BookmarkSubscribeRSS Feed
☑ This topic is solved. Need further help from the community? Please sign in and ask a new question.
kinder_skipper
Fluorite | Level 6

I have three tables which I want to join: 

tab1 - about 55 millions rows (size 25 GB)

tab2 - 2,5 millions rows 

tab3 - 1,5 millions rows

 

proc sql looks like:

proc sql;
create table tab4 as
	select
		t1.*
		,t2.col_2
		,coalesce(t1.col_3, t3.col_3) as col_3_new
		,coalesce(t1.col_4, t3.col_4) as col_4_new
	from tab1 t1
		left join tab2 t2 on t1.id = t2.id
		left join tab3 t3
					on t1.id = t3.id
					and t1.id_1 = t3.id_1
					and t1.id_2 = t3.id_2
;
quit;

data tab4;
set tab4;
drop col_3 col_4;
rename col_3_new = col_3 col_4_new = col_4;
run;

I tried to use hash tables instead of proc sql, but I don't know if I do right and how to include coalesce():

data tab4;
  if _n_=1 then
    do;
      /* map tables */
      if 0 then set tab1 tab2 tab3;
      /* define and load hashes */
      dcl hash h_b(dataset:'tab2');
      h_b.defineKey('id');
      h_b.defineData('col_2');
      h_b.defineDone();
      dcl hash h_c(dataset:'tab3');
      h_c.defineKey('id', 'id_1', 'id_2');
      h_c.defineData('col_3', 'col_4');
      h_c.defineDone();
    end;
  call missing(of _all_);
  set tab1;
  _rc=h_b.find(key: id);
  _rc=h_c.find(key: id, key:id_1, key:id_2);
run;

Maybe is it better method to join these tables?

1 ACCEPTED SOLUTION

Accepted Solutions
FreelanceReinh
Jade | Level 19

Hello @kinder_skipper and welcome to the SAS Support Communities!

 

Basically, your code looks good, provided that ID is a unique key in TAB2 and that the combination of ID, ID_1 and ID_2 is unique in TAB3. The DATA step using the hash objects has the advantage of preserving the order of observations from TAB1. This is not guaranteed by PROC SQL (in the absence of an ORDER BY clause), in particular if ID were not unique in TAB1.

 

The COALESCE part can be added as shown in the highlighted changes below:

data tab4(drop=_:);
  if _n_=1 then
    do;
      /* map tables */
      if 0 then set tab1 tab2 tab3(rename=(col_3=_col_3 col_4=_col_4));
      /* define and load hashes */
      dcl hash h_b(dataset:'tab2');
      h_b.defineKey('id');
      h_b.defineData('col_2');
      h_b.defineDone();
      dcl hash h_c(dataset:'tab3(rename=(col_3=_col_3 col_4=_col_4))');
      h_c.defineKey('id', 'id_1', 'id_2');
      h_c.defineData('_col_3', '_col_4');
      h_c.defineDone();
    end;
  call missing(of _all_);
  set tab1;
  _rc=h_b.find(key: id);
  _rc=h_c.find(key: id, key:id_1, key:id_2);
  col_3=coalesce(col_3,_col_3); /* or coalesceC in case   */
  col_4=coalesce(col_4,_col_4); /* of character variables */
run;

 

The "key:" argument tags are redundant:

  _rc=h_b.find();
  _rc=h_c.find();

 

Also note that you could omit the entire DATA step following the PROC SQL step by using dataset options as follows:

create table tab4(drop=col_3 col_4 rename=(col_3_new = col_3 col_4_new = col_4))

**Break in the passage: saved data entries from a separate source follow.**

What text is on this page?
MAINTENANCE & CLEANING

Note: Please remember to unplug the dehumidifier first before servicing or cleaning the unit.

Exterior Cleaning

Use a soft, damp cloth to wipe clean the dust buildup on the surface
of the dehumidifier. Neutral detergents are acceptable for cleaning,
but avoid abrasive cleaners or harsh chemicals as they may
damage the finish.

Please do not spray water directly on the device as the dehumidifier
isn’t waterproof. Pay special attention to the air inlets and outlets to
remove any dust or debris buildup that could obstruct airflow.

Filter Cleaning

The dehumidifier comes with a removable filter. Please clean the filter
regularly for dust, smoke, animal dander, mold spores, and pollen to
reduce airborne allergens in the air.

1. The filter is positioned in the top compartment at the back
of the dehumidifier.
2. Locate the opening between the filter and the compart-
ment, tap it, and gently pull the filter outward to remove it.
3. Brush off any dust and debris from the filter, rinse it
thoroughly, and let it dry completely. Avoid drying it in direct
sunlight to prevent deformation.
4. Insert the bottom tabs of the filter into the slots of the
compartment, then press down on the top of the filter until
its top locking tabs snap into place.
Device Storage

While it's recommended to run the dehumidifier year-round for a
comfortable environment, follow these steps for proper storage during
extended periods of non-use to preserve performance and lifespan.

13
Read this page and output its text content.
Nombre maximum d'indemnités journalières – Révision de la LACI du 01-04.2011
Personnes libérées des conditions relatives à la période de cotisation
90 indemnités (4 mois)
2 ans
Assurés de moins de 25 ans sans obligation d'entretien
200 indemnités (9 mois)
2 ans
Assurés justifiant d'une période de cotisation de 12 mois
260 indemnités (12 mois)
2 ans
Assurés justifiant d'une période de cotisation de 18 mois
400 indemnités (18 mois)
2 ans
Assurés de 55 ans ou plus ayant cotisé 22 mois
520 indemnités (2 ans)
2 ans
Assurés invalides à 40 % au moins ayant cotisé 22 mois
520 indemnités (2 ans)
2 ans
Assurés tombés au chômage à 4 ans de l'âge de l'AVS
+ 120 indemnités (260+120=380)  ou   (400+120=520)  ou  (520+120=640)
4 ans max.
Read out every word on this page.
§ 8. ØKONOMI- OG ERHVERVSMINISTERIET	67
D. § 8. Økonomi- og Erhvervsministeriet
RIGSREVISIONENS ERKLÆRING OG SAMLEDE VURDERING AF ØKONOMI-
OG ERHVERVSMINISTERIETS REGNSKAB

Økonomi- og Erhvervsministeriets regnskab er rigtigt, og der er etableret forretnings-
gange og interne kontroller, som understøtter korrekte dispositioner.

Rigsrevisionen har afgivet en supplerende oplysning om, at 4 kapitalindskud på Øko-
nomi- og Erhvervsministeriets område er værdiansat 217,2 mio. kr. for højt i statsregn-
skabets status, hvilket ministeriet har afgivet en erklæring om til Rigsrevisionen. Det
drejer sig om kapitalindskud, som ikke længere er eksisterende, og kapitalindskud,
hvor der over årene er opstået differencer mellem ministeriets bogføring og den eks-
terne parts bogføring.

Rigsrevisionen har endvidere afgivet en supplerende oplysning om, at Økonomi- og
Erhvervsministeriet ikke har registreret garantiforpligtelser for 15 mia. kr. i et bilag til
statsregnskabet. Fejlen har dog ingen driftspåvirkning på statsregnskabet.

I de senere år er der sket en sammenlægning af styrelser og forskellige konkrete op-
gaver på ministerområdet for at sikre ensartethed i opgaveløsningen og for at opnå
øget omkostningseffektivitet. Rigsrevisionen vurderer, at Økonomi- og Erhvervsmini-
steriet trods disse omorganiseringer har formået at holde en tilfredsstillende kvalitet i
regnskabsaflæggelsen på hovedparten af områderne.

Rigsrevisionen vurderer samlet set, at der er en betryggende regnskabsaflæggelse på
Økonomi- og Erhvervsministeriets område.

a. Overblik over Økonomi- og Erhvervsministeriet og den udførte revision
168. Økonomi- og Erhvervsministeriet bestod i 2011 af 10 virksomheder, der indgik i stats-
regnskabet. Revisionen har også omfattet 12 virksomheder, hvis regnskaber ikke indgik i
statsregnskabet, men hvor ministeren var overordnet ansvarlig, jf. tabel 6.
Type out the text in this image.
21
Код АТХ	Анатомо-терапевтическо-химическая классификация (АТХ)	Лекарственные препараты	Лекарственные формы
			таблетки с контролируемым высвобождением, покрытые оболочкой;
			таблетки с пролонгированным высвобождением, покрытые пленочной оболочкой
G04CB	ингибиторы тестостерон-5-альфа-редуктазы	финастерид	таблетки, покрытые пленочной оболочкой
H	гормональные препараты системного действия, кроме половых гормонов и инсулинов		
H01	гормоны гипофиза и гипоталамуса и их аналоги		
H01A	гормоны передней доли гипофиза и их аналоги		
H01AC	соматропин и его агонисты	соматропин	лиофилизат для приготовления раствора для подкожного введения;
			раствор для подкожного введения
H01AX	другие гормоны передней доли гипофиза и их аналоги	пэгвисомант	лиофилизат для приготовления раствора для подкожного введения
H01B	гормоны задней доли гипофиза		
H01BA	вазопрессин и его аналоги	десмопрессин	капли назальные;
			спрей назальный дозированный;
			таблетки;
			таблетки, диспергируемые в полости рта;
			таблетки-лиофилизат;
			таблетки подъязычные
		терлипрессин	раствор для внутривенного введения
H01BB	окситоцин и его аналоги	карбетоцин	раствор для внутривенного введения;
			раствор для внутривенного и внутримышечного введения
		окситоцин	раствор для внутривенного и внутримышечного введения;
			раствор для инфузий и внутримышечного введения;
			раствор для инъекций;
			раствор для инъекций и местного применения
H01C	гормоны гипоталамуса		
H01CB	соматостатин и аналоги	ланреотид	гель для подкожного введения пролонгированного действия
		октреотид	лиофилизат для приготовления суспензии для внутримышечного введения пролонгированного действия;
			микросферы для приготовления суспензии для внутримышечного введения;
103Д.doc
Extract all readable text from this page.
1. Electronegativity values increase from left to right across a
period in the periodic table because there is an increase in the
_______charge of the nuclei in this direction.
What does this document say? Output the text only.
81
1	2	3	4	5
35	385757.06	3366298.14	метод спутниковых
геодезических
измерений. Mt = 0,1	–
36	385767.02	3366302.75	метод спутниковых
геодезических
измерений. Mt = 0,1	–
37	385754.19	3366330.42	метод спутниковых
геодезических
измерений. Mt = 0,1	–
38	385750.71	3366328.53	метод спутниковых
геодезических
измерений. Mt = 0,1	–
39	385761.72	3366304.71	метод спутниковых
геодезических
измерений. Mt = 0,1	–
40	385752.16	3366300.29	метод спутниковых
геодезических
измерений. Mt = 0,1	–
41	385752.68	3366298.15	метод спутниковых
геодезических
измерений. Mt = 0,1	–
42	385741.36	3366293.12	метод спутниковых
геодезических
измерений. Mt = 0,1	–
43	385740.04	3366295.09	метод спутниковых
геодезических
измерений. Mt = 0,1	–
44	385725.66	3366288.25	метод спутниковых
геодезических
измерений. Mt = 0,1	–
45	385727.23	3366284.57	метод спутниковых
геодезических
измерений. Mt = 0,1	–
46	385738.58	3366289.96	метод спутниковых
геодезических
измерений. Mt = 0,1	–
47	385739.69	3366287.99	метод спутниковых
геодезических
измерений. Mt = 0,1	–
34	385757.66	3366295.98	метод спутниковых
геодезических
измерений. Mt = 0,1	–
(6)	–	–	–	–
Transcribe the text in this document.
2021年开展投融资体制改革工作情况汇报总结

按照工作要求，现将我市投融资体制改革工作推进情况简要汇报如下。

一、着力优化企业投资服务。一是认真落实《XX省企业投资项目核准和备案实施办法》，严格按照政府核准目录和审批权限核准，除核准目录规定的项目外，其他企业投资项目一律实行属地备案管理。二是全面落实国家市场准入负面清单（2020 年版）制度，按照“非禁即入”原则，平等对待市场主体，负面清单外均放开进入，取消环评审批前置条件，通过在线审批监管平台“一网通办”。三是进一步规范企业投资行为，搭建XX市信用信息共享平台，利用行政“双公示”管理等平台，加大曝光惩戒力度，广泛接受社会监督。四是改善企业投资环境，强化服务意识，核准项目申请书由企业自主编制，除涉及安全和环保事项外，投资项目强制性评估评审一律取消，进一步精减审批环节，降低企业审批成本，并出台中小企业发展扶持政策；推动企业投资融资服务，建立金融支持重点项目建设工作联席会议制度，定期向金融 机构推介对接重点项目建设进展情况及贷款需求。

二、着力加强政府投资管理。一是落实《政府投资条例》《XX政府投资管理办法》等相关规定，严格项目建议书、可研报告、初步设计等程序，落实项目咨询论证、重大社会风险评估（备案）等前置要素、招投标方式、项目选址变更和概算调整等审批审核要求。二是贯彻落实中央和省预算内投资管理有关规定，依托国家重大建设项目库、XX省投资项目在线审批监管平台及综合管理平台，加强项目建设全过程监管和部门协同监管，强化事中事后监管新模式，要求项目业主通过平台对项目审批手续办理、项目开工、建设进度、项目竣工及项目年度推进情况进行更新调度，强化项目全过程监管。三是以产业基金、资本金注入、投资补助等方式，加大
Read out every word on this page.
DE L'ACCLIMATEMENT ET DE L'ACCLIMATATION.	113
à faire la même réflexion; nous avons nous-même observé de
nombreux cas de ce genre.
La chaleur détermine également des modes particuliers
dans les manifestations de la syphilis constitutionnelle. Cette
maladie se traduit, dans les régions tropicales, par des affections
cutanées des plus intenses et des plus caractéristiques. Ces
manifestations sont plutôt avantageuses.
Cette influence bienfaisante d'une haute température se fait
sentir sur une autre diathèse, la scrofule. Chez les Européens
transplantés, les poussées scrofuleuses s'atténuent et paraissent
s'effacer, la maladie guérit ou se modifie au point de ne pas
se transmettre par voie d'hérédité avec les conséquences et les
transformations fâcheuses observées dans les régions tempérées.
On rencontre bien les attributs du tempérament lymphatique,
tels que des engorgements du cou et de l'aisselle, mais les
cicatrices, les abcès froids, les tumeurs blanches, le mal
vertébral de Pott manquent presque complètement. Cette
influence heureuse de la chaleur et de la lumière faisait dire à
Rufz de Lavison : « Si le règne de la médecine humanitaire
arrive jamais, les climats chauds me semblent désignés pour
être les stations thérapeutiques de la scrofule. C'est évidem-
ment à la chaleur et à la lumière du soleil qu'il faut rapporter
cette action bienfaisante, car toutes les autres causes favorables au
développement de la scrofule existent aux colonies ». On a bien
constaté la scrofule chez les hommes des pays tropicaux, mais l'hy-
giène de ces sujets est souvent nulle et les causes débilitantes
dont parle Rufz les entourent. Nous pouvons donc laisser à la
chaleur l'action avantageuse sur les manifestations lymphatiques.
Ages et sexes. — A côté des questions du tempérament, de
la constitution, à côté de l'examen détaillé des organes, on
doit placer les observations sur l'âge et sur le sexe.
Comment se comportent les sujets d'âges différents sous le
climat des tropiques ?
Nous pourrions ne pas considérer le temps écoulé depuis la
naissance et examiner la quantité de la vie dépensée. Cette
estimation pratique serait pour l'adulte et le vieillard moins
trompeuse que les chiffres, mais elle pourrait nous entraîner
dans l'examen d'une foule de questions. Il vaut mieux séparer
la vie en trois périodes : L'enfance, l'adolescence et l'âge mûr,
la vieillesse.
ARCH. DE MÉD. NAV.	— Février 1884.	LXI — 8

View solution in original post

4 REPLIES 4
FreelanceReinh
Jade | Level 19

Hello @kinder_skipper and welcome to the SAS Support Communities!

 

Basically, your code looks good, provided that ID is a unique key in TAB2 and that the combination of ID, ID_1 and ID_2 is unique in TAB3. The DATA step using the hash objects has the advantage of preserving the order of observations from TAB1. This is not guaranteed by PROC SQL (in the absence of an ORDER BY clause), in particular if ID were not unique in TAB1.

 

The COALESCE part can be added as shown in the highlighted changes below:

data tab4(drop=_:);
  if _n_=1 then
    do;
      /* map tables */
      if 0 then set tab1 tab2 tab3(rename=(col_3=_col_3 col_4=_col_4));
      /* define and load hashes */
      dcl hash h_b(dataset:'tab2');
      h_b.defineKey('id');
      h_b.defineData('col_2');
      h_b.defineDone();
      dcl hash h_c(dataset:'tab3(rename=(col_3=_col_3 col_4=_col_4))');
      h_c.defineKey('id', 'id_1', 'id_2');
      h_c.defineData('_col_3', '_col_4');
      h_c.defineDone();
    end;
  call missing(of _all_);
  set tab1;
  _rc=h_b.find(key: id);
  _rc=h_c.find(key: id, key:id_1, key:id_2);
  col_3=coalesce(col_3,_col_3); /* or coalesceC in case   */
  col_4=coalesce(col_4,_col_4); /* of character variables */
run;

 

The "key:" argument tags are redundant:

  _rc=h_b.find();
  _rc=h_c.find();

 

Also note that you could omit the entire DATA step following the PROC SQL step by using dataset options as follows:

create table tab4(drop=col_3 col_4 rename=(col_3_new = col_3 col_4_new = col_4))
kinder_skipper
Fluorite | Level 6

It works. Thanku you very much!

Tom
Super User Tom
Super User

Since you have to copy the entire LARGE dataset anyway then I suspect the SQL is going to be just as efficient (if not more) than anything you write.  Especially if the dataset are sorted (or indexed).

 

If the datasets are sorted you just use normal SAS data step(s) to merge them. (unless the goal is to blow-up the large dataset into something even larger).

data step1 / view=step1;
   merge t1(in=in1) t2(keep=id col2);
   by id1;
   if in1;
run;

data want;
   merge step1(in=in1) t3(keep=id1 id2 id3 col_3 col_4) ;
   by id1 id2 id3 ;
   if in1;
run;

Which will use the values of COL_3 and COL_4 from T3 when there is a match.

 

Or perhaps the coalesce() function was intended to modify the value of COL_3 and COL_4 from T1 only when the value in T3 was non-missing? (That is not replace an existing value with a missing value.)  In which case you should probably use an UPDATE instead of MERGE in the last step.

data want;
   update step1(in=in1) t3(keep=id1 id2 id3 col_3 col_4);
   by id1 id2 id3 ;
   if in1;
run;

 

kinder_skipper
Fluorite | Level 6
Thank you for your reply. These tables aren't sorted and indexed. Proc sql lasts three times longer than hash tables.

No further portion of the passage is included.